Today begins an exciting week. After about two years of research, travel, photography, writing, editing and editing some more, the book I co-authored with my friend Matilda (Tilly) Sanchez-Turri, Food Artisans of Alberta, is for real and is starting to hit the shelves of bookstores, cafes, cooking schools, food artisans and even the odd gas station around the province. It’s even for sale nationally through Indigo/Chapters.
Articles about the book have started to appear. Dan Clapson of Eat North published a piece called “One Day” where Tilly and I talk about all the fabulous food places we’d hit up on a road trip between Edmonton and Calgary (if we had four stomachs) in one day. We were on CBC radio’s Alberta at Noon and The Homestretch today. Tomorrow there’s an interview with Grains West in the morning and a launch at The Cookbook Co. Cooks in the evening. Thursday we travel to Lethbridge to Mocha Cabana to hopefully meet lots of our friends from Southern Alberta. Friday, we’ll be at the Calgary Farmers’ Market from 10 am to 2 pm to sell and sign books. Throughout the summer we’ll pop up at a few farmers’ markets. In October, we’ve been invited to appear at the Edmonton Litfest.
Alberta Food Tours, Inc is promoting the book with an Instagram contest. Just post a photo of your favourite Alberta food artisan (or their food) on your personal account between June 26 and July 3 and you could win a signed copy of the book.

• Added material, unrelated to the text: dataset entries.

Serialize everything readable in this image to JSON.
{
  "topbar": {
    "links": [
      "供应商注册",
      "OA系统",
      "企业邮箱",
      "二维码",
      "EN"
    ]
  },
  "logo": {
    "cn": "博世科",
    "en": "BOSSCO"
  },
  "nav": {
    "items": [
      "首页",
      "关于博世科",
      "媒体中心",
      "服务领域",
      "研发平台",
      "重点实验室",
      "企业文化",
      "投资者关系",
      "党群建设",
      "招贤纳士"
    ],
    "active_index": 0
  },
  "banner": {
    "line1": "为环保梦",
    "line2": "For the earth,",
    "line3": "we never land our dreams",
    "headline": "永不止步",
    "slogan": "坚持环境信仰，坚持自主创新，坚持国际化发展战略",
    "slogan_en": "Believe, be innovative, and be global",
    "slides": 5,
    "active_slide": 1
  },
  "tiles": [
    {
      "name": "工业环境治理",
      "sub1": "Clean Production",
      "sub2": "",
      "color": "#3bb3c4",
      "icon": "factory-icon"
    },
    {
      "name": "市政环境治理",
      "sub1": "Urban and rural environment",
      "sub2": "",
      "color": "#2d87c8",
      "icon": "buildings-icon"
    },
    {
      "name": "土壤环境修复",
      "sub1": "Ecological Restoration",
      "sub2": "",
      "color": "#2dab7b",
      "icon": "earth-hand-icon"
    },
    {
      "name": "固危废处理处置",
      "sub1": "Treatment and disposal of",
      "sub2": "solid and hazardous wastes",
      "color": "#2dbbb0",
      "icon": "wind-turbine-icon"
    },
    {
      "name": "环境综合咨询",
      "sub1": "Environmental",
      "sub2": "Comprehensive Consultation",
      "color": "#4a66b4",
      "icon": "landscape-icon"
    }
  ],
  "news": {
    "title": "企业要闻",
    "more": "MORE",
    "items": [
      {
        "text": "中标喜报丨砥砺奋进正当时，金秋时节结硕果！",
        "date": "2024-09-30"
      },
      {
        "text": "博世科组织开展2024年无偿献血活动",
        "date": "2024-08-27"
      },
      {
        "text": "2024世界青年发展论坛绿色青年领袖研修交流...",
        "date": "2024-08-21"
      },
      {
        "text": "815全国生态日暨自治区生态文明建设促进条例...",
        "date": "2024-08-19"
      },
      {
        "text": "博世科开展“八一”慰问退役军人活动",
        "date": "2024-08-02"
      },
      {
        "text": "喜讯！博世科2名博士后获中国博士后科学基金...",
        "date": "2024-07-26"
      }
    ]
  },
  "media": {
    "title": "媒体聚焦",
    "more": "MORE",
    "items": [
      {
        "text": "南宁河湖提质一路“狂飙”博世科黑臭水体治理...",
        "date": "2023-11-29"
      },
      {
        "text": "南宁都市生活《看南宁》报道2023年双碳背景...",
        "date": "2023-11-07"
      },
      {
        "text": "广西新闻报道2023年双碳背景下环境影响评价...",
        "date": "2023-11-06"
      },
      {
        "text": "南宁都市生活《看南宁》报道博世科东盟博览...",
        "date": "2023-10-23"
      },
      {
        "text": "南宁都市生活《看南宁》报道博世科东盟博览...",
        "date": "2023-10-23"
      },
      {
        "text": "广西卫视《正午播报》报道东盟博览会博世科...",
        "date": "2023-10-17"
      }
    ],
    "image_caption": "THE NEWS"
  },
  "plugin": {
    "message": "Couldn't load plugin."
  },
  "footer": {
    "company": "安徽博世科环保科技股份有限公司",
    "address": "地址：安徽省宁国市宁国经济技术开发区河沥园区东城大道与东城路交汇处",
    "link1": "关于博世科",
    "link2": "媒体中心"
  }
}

The contest rules are here. You can also save on all nine food tours in Alberta with that company by using the code FAA2018 as a preferred rate promo code when you book.
Promoting the book is definitely the fun part. The writing part was a lot of work and a lot of driving on top of the demands of running my company and being part of my family. I drove over 10,000 kilometres and Tilly did as well. I knew I’d spend a lot of time on my butt writing last year, but I really hadn’t reckoned on all that time on my butt in a car. Alberta is close to 700,000 square kilometers. Time in a car driving is time not spent writing. It’s seems obvious now, but I really hadn’t factored that fact in from the outset. Still, we made it through and I’m happy. It was worth it. This is truly one stunning place to drive around and I have incredible memories.
In early October, driving from Mayerthorpe to Jasper, the aspens and larches were golden and the sky a crisp blue. In summer, in Lake Land county in the north east, the hills and dells were lush green and I thought I could’ve been in Scotland or Ireland. Driving back from Rosemary along the Trans-Canada on a hot Sunday evening last summer, I pulled off the highway to see Blackfoot Crossing and I ended up watching the sunset over the Bow River from the burial cairn of Chief Crowfoot. I felt profound peace as my eyes traced the Cottonwoods along the river banks into the peachy pink afterglow of the day. I saw a few of Alberta’s “giant roadside attractions” in Beaverlodge and Vegreville and I stopped at farm stands to buy things and roadside pullouts to soak in the beauty. I drove across the lands of the Blood Nation on my way from Fort McLeod to Mountainview and had Big Chief mountain to guide me as it has done for the Bloods for thousands of years. I got to stay in Jasper at Beckers’ cabins and with ranchers like Jerry Kitt in Goodfaire and Ian Griebel in Castor. I got to eat wild boar cooked to perfection, bison cooked over a wood fire and grilled beef steaks with curls of yellow fat crisp around the edges and rich creamy haskap cheesecakes, ice cream and muffins. I drank vodka, apple betty hootch, moonshine, gin, and whisky. I drank beer and fruit wine and mead. I drank mint tea by a lake with a rancher so wise I never wanted to leave his side. I drank tons of coffee. I made so many friends. I would not trade any of it. Not for anything.
Tilly and I were willing to write this book, because of our deep desire to support local farmers and food artisans and to connect people with healthy food. We realize the challenges of Alberta’s food producers and what they are up against and we wanted to make a difference. We wrote about 200 people. We list farmers’ markets. We list watering holes (breweries, meaderies, fruit wineries and distilleries) and our editorial team at Touchwood Editions laid out clear maps to make it easy for people to connect with Alberta’s genuine taste of place.
I hope you’ll go out and get a copy. Tilly and I will never get monetarily rich from this project but if the book helps Alberta’s food artisans thrive, that will be a wealth we’ll all enjoy together. I’ll leave you with some of my favourite photos that did not make the book. I hope it whets your appetite.
These photos above are all by my talented friend Neil Zeller. He teaches photography now and is especially famous for his ability to capture the night sky and aurora borealis. Please check out his workshops here.
You never know what you’ll see when you head out on the road in Alberta.
But you’ll always find delicious food and a definite taste of place.
The towering Rockies are never far away and…
…the most important part of any travel, you’ll find the nicest people in the world right here in Alberta.